Tech investors may already know a few things about Micron Technology (NASDAQ:MU), which crushed the market by rallying nearly 200% over the past 12 months. They likely know that it's one of the world's top memory chip makers, that it's been partnered with Intel (NASDAQ:INTC) for years, and that it was nearly acquired by state-backed Chinese tech giant Tsinghua Unigroup for $23 billion in 2015.
Investors may also know that Micron's rally was sparked by tightening demand and rising memory chip prices across the market. But today, I'll examine five lesser-known facts about Micron which may change your perception of this memory chip maker.
1. It didn't always make memory chips
Micron was founded in Boise, Idaho in 1978 by former Mostek engineers Ward Parkinson, Dennis Wilson, and Doug Pitman. Joe Parkinson, Ward's twin brother and Wall Street lawyer, eventually joined as the fourth co-founder and became the company's first CEO.
Micron was initially run from the basement of a dentist's office, and served the founders' former employer Mostek as a semiconductor design consulting company. However, Micron's initial business model of relying entirely on Mostek for its revenue crumbled after United Technologies (NYSE:RTX) acquired Mostek and axed the contract.
The loss of its only customer forced Micron to pivot toward chip manufacturing in 1981, and it started producing 64K DRAM chips after the completion of its first wafer fabrication unit.
2. McDonald's was one of its earliest investors
As a start-up, Micron initially struggled to secure financing for two reasons -- the memory chip market was dominated by bigger Japanese chipmakers, and the only U.S. chipmakers which could still compete were based in Silicon Valley and Texas, not Idaho.
But instead of moving, Micron stayed put and secured the backing of big Boise investors, including billionaire potato farmer John R. Simplot. Simplot's farm was the biggest supplier of potatoes to fast food giant McDonald's (NYSE:MCD). Simplot's big investment attracted the attention of McDonald's, which followed suit and invested tens of millions of dollars in the scrappy start-up. More than three decades later, Micron remains based in Boise.
3. It emphasized quality over quantity
Facing off against Japanese chipmakers -- which controlled 70% of the memory chip market at the time -- was a daunting task for Micron. But the company achieved a technological breakthrough in early 1983 by dramatically reducing the size of its chips, making them roughly half the size of Japan's leading chips and a third the size of Texas Instruments' comparable chips.
Micron's smaller chips were also cheaper to manufacture, which countered its bigger rivals' scale and helped it carve out a niche in the memory chip market. That impressive growth enabled the company to go public in 1984.

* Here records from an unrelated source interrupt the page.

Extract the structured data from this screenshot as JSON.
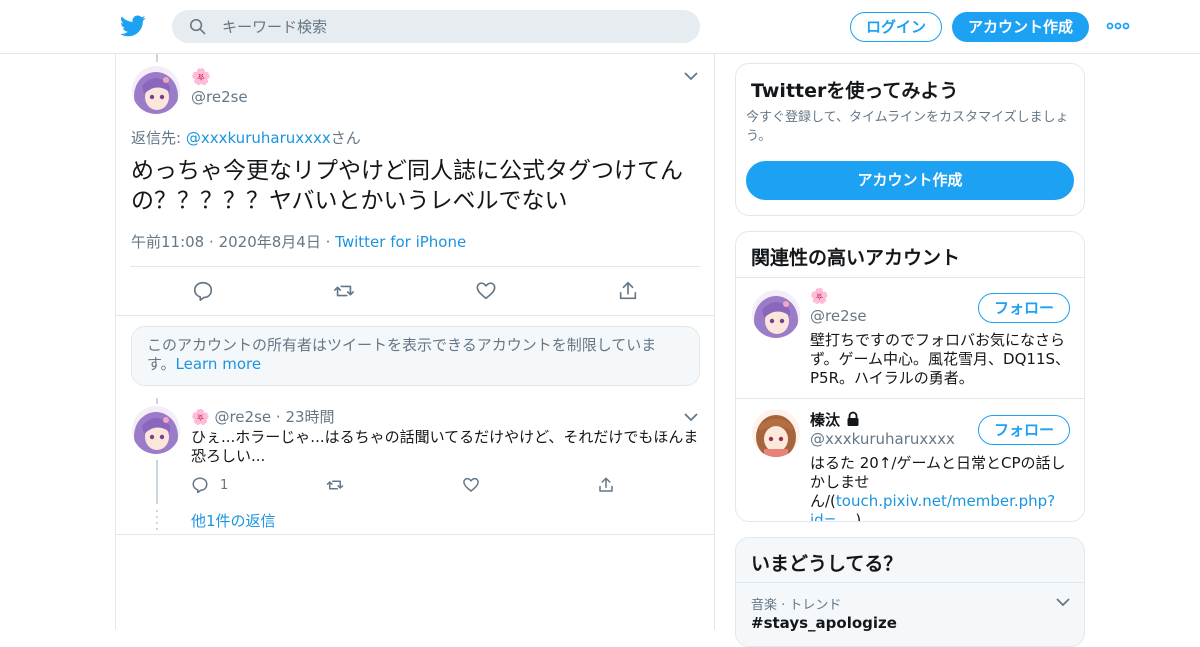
{
  "search": {
    "placeholder": "キーワード検索"
  },
  "header": {
    "login_label": "ログイン",
    "signup_label": "アカウント作成"
  },
  "tweet": {
    "avatar_emoji": "🌸",
    "handle": "@re2se",
    "replying_prefix": "返信先: ",
    "replying_to": "@xxxkuruharuxxxx",
    "replying_suffix": "さん",
    "text": "めっちゃ今更なリプやけど同人誌に公式タグつけてんの？？？？？ヤバいとかいうレベルでない",
    "time": "午前11:08",
    "date": "2020年8月4日",
    "source": "Twitter for iPhone"
  },
  "notice": {
    "text": "このアカウントの所有者はツイートを表示できるアカウントを制限しています。",
    "learn_more": "Learn more"
  },
  "reply": {
    "flower": "🌸",
    "handle": "@re2se",
    "time": "23時間",
    "text": "ひぇ...ホラーじゃ...はるちゃの話聞いてるだけやけど、それだけでもほんま恐ろしい...",
    "reply_count": "1",
    "more_replies": "他1件の返信"
  },
  "signup_card": {
    "title": "Twitterを使ってみよう",
    "subtitle": "今すぐ登録して、タイムラインをカスタマイズしましょう。",
    "button": "アカウント作成"
  },
  "related": {
    "title": "関連性の高いアカウント",
    "follow_label": "フォロー",
    "accounts": [
      {
        "name": "🌸",
        "handle": "@re2se",
        "bio": "壁打ちですのでフォロバお気になさらず。ゲーム中心。風花雪月、DQ11S、P5R。ハイラルの勇者。"
      },
      {
        "name": "榛汰",
        "handle": "@xxxkuruharuxxxx",
        "bio_text": "はるた 20↑/ゲームと日常とCPの話しかしません/(",
        "bio_link": "touch.pixiv.net/member.php?id=...",
        "bio_end": " )"
      }
    ]
  },
  "trends": {
    "title": "いまどうしてる？",
    "items": [
      {
        "category": "音楽 · トレンド",
        "name": "#stays_apologize"
      }
    ]
  },
  "colors": {
    "accent": "#1da1f2",
    "link": "#1b95e0",
    "muted": "#657786",
    "border": "#e1e8ed"
  }
}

4. It believes that Chinese chipmakers could crash the market
Micron has gone through several acquisition-layoff cycles coinciding with the cyclical demand for memory chips. Memory prices are currently rising due to a global shortage of chips, but Micron believes that Chinese chipmakers could crash the market in the near future.
Speaking in Taiwan last December, CEO Mark Durcan warned that if China spends "the money that they say they are capable of spending," they can create an "oversupply" of cheap chips. "Is it a concern or something to think about?" Durcan rhetorically asked. "Absolutely."
5. It once sold CMOS image sensors
Back in 2006, amid one of its acquisition streaks, Micron acquired Avago Technologies' (now known as Broadcom's) image sensor business. In 2008, it launched Aptina, a dedicated unit for those assets, and spun it off as a private company the following year.
Micron retained a stake in Aptina, which continued making image sensors for many of Nikon's high-end cameras. The company was eventually acquired for $400 million by ON Semiconductor in 2014.
The road ahead
Micron's evolution from a chip design firm into a memory chipmaker backed by ranchers, farmers, and McDonald's, is a fascinating one. The company is now one of the biggest DRAM and NAND chip manufacturers in the world, and its next-gen memory projects with Intel could keep it ahead of the tech curve.
Micron's future growth could be volatile due to the cyclical nature of the memory market, but there are still plenty of chapters in the company's history which have yet to be written.